Now, both of my parents are still alive and kicking and I hope they are for many, many, many more years to come. But I have suffered through my fair share of loss in my life. Has their been someone beside me through it all? Usually yes. Do I think that when I get married I’ll never speak of these loses to my husband? Hell no. These are defining moments in my life that have shaped me to be who I am. To not share them with someone would be keeping them in the dark on what happened in my life before they came into it.

Let’s get to the big kahuna of the idea of Disney romance: You fall in love with the one at once. Whoa. Hold the phone. Snow White legit marries some guy she has never met. Cinderella falls in love with the prince after dancing with him and he doesn’t even know her name. Ariel falls for a human when she can’t even talk and tell him that she’s a mermaid. There’s a bit on a unknown to me here but it brings me back to my original thought all these years ago: Do you really just know?

Apparently these princesses do, but in actuality, we, as humans, I don’t think do. Craig Malkin, a clinical psychologist and instructor of psychology at Harvard Medical School, says, “There’s passivity in (destiny) thought, but love is participatory. You have to collaborate. You have to engage it. It doesn’t just happen to us” (Telegraph). He goes on to state that the idea of ‘the one’ is dangerous because it makes people think that their love lives are out of their control.
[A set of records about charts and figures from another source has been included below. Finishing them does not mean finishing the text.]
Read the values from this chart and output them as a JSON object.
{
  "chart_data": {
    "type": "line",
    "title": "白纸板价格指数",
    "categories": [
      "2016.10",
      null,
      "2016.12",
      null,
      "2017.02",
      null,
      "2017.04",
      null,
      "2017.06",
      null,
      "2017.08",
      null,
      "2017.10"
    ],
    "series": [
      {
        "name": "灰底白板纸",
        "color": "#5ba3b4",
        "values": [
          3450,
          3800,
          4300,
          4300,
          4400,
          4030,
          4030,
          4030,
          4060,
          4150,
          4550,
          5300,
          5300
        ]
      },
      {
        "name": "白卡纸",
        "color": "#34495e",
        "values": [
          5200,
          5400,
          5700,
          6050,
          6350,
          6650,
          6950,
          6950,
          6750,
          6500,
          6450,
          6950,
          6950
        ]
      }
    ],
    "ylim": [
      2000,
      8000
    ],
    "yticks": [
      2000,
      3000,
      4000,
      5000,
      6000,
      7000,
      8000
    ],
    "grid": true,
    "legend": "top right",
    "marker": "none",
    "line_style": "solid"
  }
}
The idea of ‘love at first sight’ is played out in countless movies and shows. It’s one of my favorite parts (yes, I am a hopeless romantic). I’ve even experienced it with a few people but even more with places I have visited. Attraction at first sight is definitely do-able. Of 1,500 individuals interviewed and surveyed for Dr. Earl Naumann, author of Love at First Sight, nearly two-thirds of the population believes in love at first sight, while over half of those who believe it have experienced it (Love at First Sight). But, what they are really feeling is attraction or lust initially (Telegraph). Although lust can turn into something else, that initial feeling of attraction or lust can help others discover if they are compatible and then want to form a relationship (Telegraph).

Stepping away from Disney for a moment, Telegraph even states that scientists have discovered that “Watching romantic comedies could ruin love lives because they create unrealistic expectations of relationships.” (Telegraph). Shocker? I don’t think so. The psychologists go on to explain how romantic comedies depict relationships of showing how each partner knows what their other half wants without even discussing it. However, communication is rated one of the top needs in a relationship by The Week.
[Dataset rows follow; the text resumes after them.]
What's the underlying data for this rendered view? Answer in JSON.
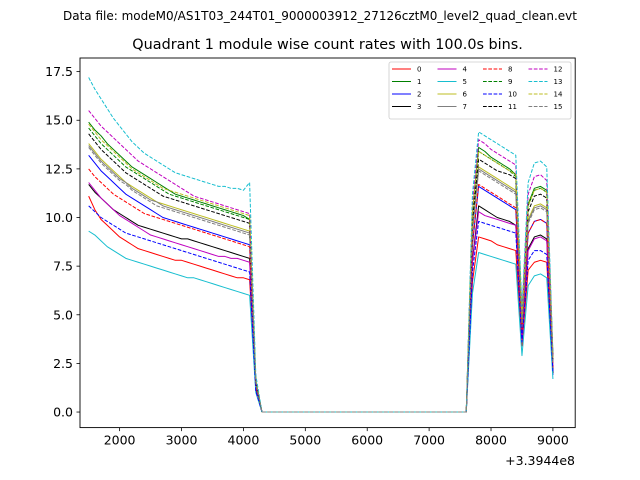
{
  "chart_data": {
    "type": "line",
    "suptitle": "Data file: modeM0/AS1T03_244T01_9000003912_27126cztM0_level2_quad_clean.evt",
    "title": "Quadrant 1 module wise count rates with 100.0s bins.",
    "xlabel": "",
    "ylabel": "",
    "x_offset_label": "+3.3944e8",
    "xlim": [
      1360,
      9360
    ],
    "ylim": [
      -0.8,
      18.2
    ],
    "xticks": [
      2000,
      3000,
      4000,
      5000,
      6000,
      7000,
      8000,
      9000
    ],
    "yticks": [
      "0.0",
      "2.5",
      "5.0",
      "7.5",
      "10.0",
      "12.5",
      "15.0",
      "17.5"
    ],
    "ytick_values": [
      0,
      2.5,
      5,
      7.5,
      10,
      12.5,
      15,
      17.5
    ],
    "legend_position": "top-right",
    "x": [
      1500,
      1600,
      1700,
      1800,
      1900,
      2000,
      2100,
      2200,
      2300,
      2400,
      2500,
      2600,
      2700,
      2800,
      2900,
      3000,
      3100,
      3200,
      3300,
      3400,
      3500,
      3600,
      3700,
      3800,
      3900,
      4000,
      4100,
      4200,
      4300,
      7600,
      7700,
      7800,
      7900,
      8000,
      8100,
      8200,
      8300,
      8400,
      8500,
      8600,
      8700,
      8800,
      8900,
      9000
    ],
    "series": [
      {
        "name": "0",
        "color": "#ff0000",
        "style": "solid",
        "values": [
          11.1,
          10.4,
          9.9,
          9.6,
          9.3,
          9.0,
          8.8,
          8.6,
          8.4,
          8.3,
          8.2,
          8.1,
          8.0,
          7.9,
          7.8,
          7.8,
          7.7,
          7.6,
          7.5,
          7.4,
          7.3,
          7.2,
          7.1,
          7.0,
          6.9,
          6.9,
          6.8,
          1.2,
          0,
          0,
          6.7,
          9.0,
          8.9,
          8.8,
          8.6,
          8.5,
          8.4,
          8.3,
          3.4,
          7.3,
          7.7,
          7.8,
          7.7,
          2.2
        ]
      },
      {
        "name": "1",
        "color": "#008000",
        "style": "solid",
        "values": [
          14.9,
          14.5,
          14.2,
          13.8,
          13.5,
          13.2,
          12.9,
          12.6,
          12.4,
          12.2,
          12.0,
          11.8,
          11.6,
          11.4,
          11.2,
          11.1,
          11.0,
          10.9,
          10.8,
          10.7,
          10.6,
          10.5,
          10.4,
          10.3,
          10.2,
          10.1,
          9.9,
          1.6,
          0,
          0,
          10.3,
          13.6,
          13.4,
          13.1,
          12.9,
          12.7,
          12.5,
          12.2,
          4.9,
          10.7,
          11.5,
          11.6,
          11.4,
          2.9
        ]
      },
      {
        "name": "2",
        "color": "#0000ff",
        "style": "solid",
        "values": [
          13.2,
          12.8,
          12.4,
          12.1,
          11.8,
          11.5,
          11.2,
          11.0,
          10.8,
          10.6,
          10.4,
          10.2,
          10.0,
          9.9,
          9.8,
          9.7,
          9.6,
          9.5,
          9.4,
          9.3,
          9.2,
          9.1,
          9.0,
          8.9,
          8.8,
          8.7,
          8.6,
          1.4,
          0,
          0,
          8.6,
          11.6,
          11.4,
          11.2,
          11.0,
          10.8,
          10.6,
          10.4,
          4.2,
          9.2,
          9.8,
          9.9,
          9.7,
          1.9
        ]
      },
      {
        "name": "3",
        "color": "#000000",
        "style": "solid",
        "values": [
          11.7,
          11.3,
          11.0,
          10.7,
          10.4,
          10.2,
          10.0,
          9.8,
          9.6,
          9.5,
          9.4,
          9.3,
          9.2,
          9.1,
          9.0,
          8.9,
          8.9,
          8.8,
          8.7,
          8.6,
          8.5,
          8.4,
          8.3,
          8.2,
          8.1,
          8.0,
          7.9,
          1.2,
          0,
          0,
          7.8,
          10.6,
          10.4,
          10.2,
          10.0,
          9.9,
          9.8,
          9.6,
          3.9,
          8.4,
          9.0,
          9.1,
          8.9,
          2.0
        ]
      },
      {
        "name": "4",
        "color": "#bf00bf",
        "style": "solid",
        "values": [
          11.8,
          11.4,
          11.0,
          10.7,
          10.4,
          10.1,
          9.9,
          9.7,
          9.5,
          9.3,
          9.1,
          9.0,
          8.9,
          8.8,
          8.7,
          8.6,
          8.5,
          8.4,
          8.3,
          8.2,
          8.1,
          8.0,
          8.0,
          7.9,
          7.9,
          7.8,
          7.7,
          1.1,
          0,
          0,
          7.7,
          10.3,
          10.1,
          10.0,
          9.9,
          9.8,
          9.7,
          9.6,
          3.7,
          8.3,
          8.9,
          9.0,
          8.8,
          2.3
        ]
      },
      {
        "name": "5",
        "color": "#17becf",
        "style": "solid",
        "values": [
          9.3,
          9.1,
          8.8,
          8.5,
          8.3,
          8.1,
          7.9,
          7.8,
          7.7,
          7.6,
          7.5,
          7.4,
          7.3,
          7.2,
          7.1,
          7.0,
          6.9,
          6.9,
          6.8,
          6.7,
          6.6,
          6.5,
          6.4,
          6.3,
          6.2,
          6.1,
          6.0,
          1.0,
          0,
          0,
          6.1,
          8.2,
          8.1,
          8.0,
          7.9,
          7.8,
          7.7,
          7.6,
          2.9,
          6.5,
          7.0,
          7.1,
          6.9,
          1.7
        ]
      },
      {
        "name": "6",
        "color": "#bcbd22",
        "style": "solid",
        "values": [
          13.8,
          13.4,
          13.0,
          12.7,
          12.4,
          12.1,
          11.8,
          11.6,
          11.4,
          11.2,
          11.0,
          10.8,
          10.7,
          10.6,
          10.5,
          10.4,
          10.3,
          10.2,
          10.1,
          10.0,
          9.9,
          9.8,
          9.7,
          9.6,
          9.5,
          9.4,
          9.3,
          1.5,
          0,
          0,
          9.4,
          12.6,
          12.4,
          12.2,
          12.0,
          11.8,
          11.6,
          11.4,
          4.5,
          9.9,
          10.6,
          10.7,
          10.5,
          2.6
        ]
      },
      {
        "name": "7",
        "color": "#7f7f7f",
        "style": "solid",
        "values": [
          13.7,
          13.3,
          12.9,
          12.6,
          12.3,
          12.0,
          11.8,
          11.5,
          11.3,
          11.1,
          10.9,
          10.8,
          10.6,
          10.5,
          10.4,
          10.3,
          10.2,
          10.1,
          10.0,
          9.9,
          9.8,
          9.7,
          9.6,
          9.5,
          9.4,
          9.3,
          9.2,
          1.5,
          0,
          0,
          9.3,
          12.5,
          12.3,
          12.1,
          11.9,
          11.7,
          11.5,
          11.3,
          4.5,
          9.8,
          10.5,
          10.6,
          10.4,
          2.5
        ]
      },
      {
        "name": "8",
        "color": "#ff0000",
        "style": "dashed",
        "values": [
          12.5,
          12.1,
          11.8,
          11.5,
          11.2,
          11.0,
          10.8,
          10.6,
          10.4,
          10.2,
          10.1,
          10.0,
          9.9,
          9.8,
          9.7,
          9.6,
          9.5,
          9.4,
          9.3,
          9.2,
          9.1,
          9.0,
          8.9,
          8.8,
          8.7,
          8.6,
          8.5,
          1.3,
          0,
          0,
          8.6,
          11.7,
          11.5,
          11.3,
          11.1,
          10.9,
          10.7,
          10.5,
          4.2,
          9.2,
          9.8,
          9.9,
          9.7,
          2.3
        ]
      },
      {
        "name": "9",
        "color": "#008000",
        "style": "dashed",
        "values": [
          14.6,
          14.2,
          13.8,
          13.5,
          13.2,
          12.9,
          12.6,
          12.4,
          12.2,
          12.0,
          11.8,
          11.6,
          11.4,
          11.2,
          11.1,
          11.0,
          10.9,
          10.8,
          10.7,
          10.6,
          10.5,
          10.4,
          10.3,
          10.2,
          10.1,
          10.0,
          9.9,
          1.6,
          0,
          0,
          10.2,
          13.4,
          13.2,
          13.0,
          12.8,
          12.6,
          12.4,
          12.1,
          4.9,
          10.6,
          11.4,
          11.5,
          11.3,
          2.8
        ]
      },
      {
        "name": "10",
        "color": "#0000ff",
        "style": "dashed",
        "values": [
          10.6,
          10.3,
          10.0,
          9.8,
          9.6,
          9.4,
          9.2,
          9.1,
          9.0,
          8.9,
          8.8,
          8.7,
          8.6,
          8.5,
          8.4,
          8.3,
          8.2,
          8.1,
          8.0,
          7.9,
          7.8,
          7.7,
          7.6,
          7.5,
          7.4,
          7.3,
          7.2,
          1.1,
          0,
          0,
          7.2,
          9.8,
          9.7,
          9.6,
          9.5,
          9.4,
          9.3,
          9.2,
          3.6,
          7.8,
          8.3,
          8.3,
          8.1,
          2.1
        ]
      },
      {
        "name": "11",
        "color": "#000000",
        "style": "dashed",
        "values": [
          14.3,
          13.9,
          13.5,
          13.2,
          12.9,
          12.6,
          12.3,
          12.1,
          11.9,
          11.7,
          11.5,
          11.3,
          11.1,
          11.0,
          10.9,
          10.8,
          10.7,
          10.6,
          10.5,
          10.4,
          10.3,
          10.2,
          10.1,
          10.0,
          9.9,
          9.8,
          9.7,
          1.5,
          0,
          0,
          9.8,
          13.0,
          12.8,
          12.6,
          12.4,
          12.3,
          12.2,
          12.0,
          4.7,
          10.3,
          11.1,
          11.2,
          11.0,
          2.7
        ]
      },
      {
        "name": "12",
        "color": "#bf00bf",
        "style": "dashed",
        "values": [
          15.5,
          15.1,
          14.7,
          14.4,
          14.1,
          13.8,
          13.5,
          13.2,
          12.9,
          12.7,
          12.5,
          12.3,
          12.1,
          11.9,
          11.7,
          11.5,
          11.3,
          11.1,
          11.0,
          10.9,
          10.8,
          10.7,
          10.6,
          10.5,
          10.4,
          10.3,
          10.2,
          1.7,
          0,
          0,
          10.6,
          14.0,
          13.8,
          13.5,
          13.3,
          13.1,
          12.9,
          12.7,
          5.1,
          11.2,
          12.1,
          12.2,
          11.9,
          2.9
        ]
      },
      {
        "name": "13",
        "color": "#17becf",
        "style": "dashed",
        "values": [
          17.2,
          16.6,
          16.1,
          15.6,
          15.1,
          14.7,
          14.3,
          13.9,
          13.6,
          13.3,
          13.1,
          12.9,
          12.7,
          12.5,
          12.3,
          12.2,
          12.1,
          12.0,
          11.9,
          11.8,
          11.7,
          11.6,
          11.6,
          11.5,
          11.5,
          11.4,
          11.8,
          1.9,
          0,
          0,
          11.2,
          14.4,
          14.2,
          14.0,
          13.8,
          13.6,
          13.4,
          13.2,
          5.3,
          11.8,
          12.8,
          12.9,
          12.6,
          3.0
        ]
      },
      {
        "name": "14",
        "color": "#bcbd22",
        "style": "dashed",
        "values": [
          14.8,
          14.4,
          14.0,
          13.7,
          13.4,
          13.1,
          12.8,
          12.5,
          12.3,
          12.1,
          11.9,
          11.7,
          11.5,
          11.4,
          11.3,
          11.2,
          11.1,
          11.0,
          10.9,
          10.8,
          10.7,
          10.6,
          10.5,
          10.4,
          10.3,
          10.2,
          10.1,
          1.6,
          0,
          0,
          10.3,
          13.4,
          13.2,
          13.0,
          12.8,
          12.6,
          12.4,
          12.2,
          4.8,
          10.6,
          11.4,
          11.5,
          11.3,
          2.8
        ]
      },
      {
        "name": "15",
        "color": "#7f7f7f",
        "style": "dashed",
        "values": [
          13.6,
          13.2,
          12.8,
          12.5,
          12.2,
          11.9,
          11.7,
          11.4,
          11.2,
          11.0,
          10.8,
          10.6,
          10.5,
          10.4,
          10.3,
          10.2,
          10.1,
          10.0,
          9.9,
          9.8,
          9.7,
          9.6,
          9.5,
          9.4,
          9.3,
          9.2,
          9.1,
          1.5,
          0,
          0,
          9.2,
          12.4,
          12.2,
          12.0,
          11.8,
          11.6,
          11.4,
          11.2,
          4.4,
          9.7,
          10.4,
          10.5,
          10.3,
          2.5
        ]
      }
    ]
  }
}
I truly think that the result of pop culture’s portrayal of romantic relationships, and more specifically the idea of knowing, has hindered the way of romantic ambitions in real life. We have hundreds of dating apps and online dating sites at our disposable. In many you get shown a photo of someone and if you are instantly attracted to them, you swipe yes. Here again lies the instantaneous thought of love, when really it’s simply attraction. I do believe that we often times can feel if we are attracted to someone right away, simply by their looks or charm or wit and the feelings that we have can overwhelm our thoughts on if we are truly attracted to someone.

Though I don’t think I will ever stop watching romantic comedies simply because they are the perfect ingredient for a girls’ night or an evening of relaxation, I do think it is wise to remember that it is simply television and not real life. For when we get into that moment of a real relationship, we need to be able to separate what first kiss will be like, probably a bit awkward; what a first date will be like, probably a bit awkward; how to actually talk with your significant other and tell them what is going on, rather than simply assume that they know. While media is wonderful, fun and whimsical, we must remember that we are still being sold a fictionalized version of romance.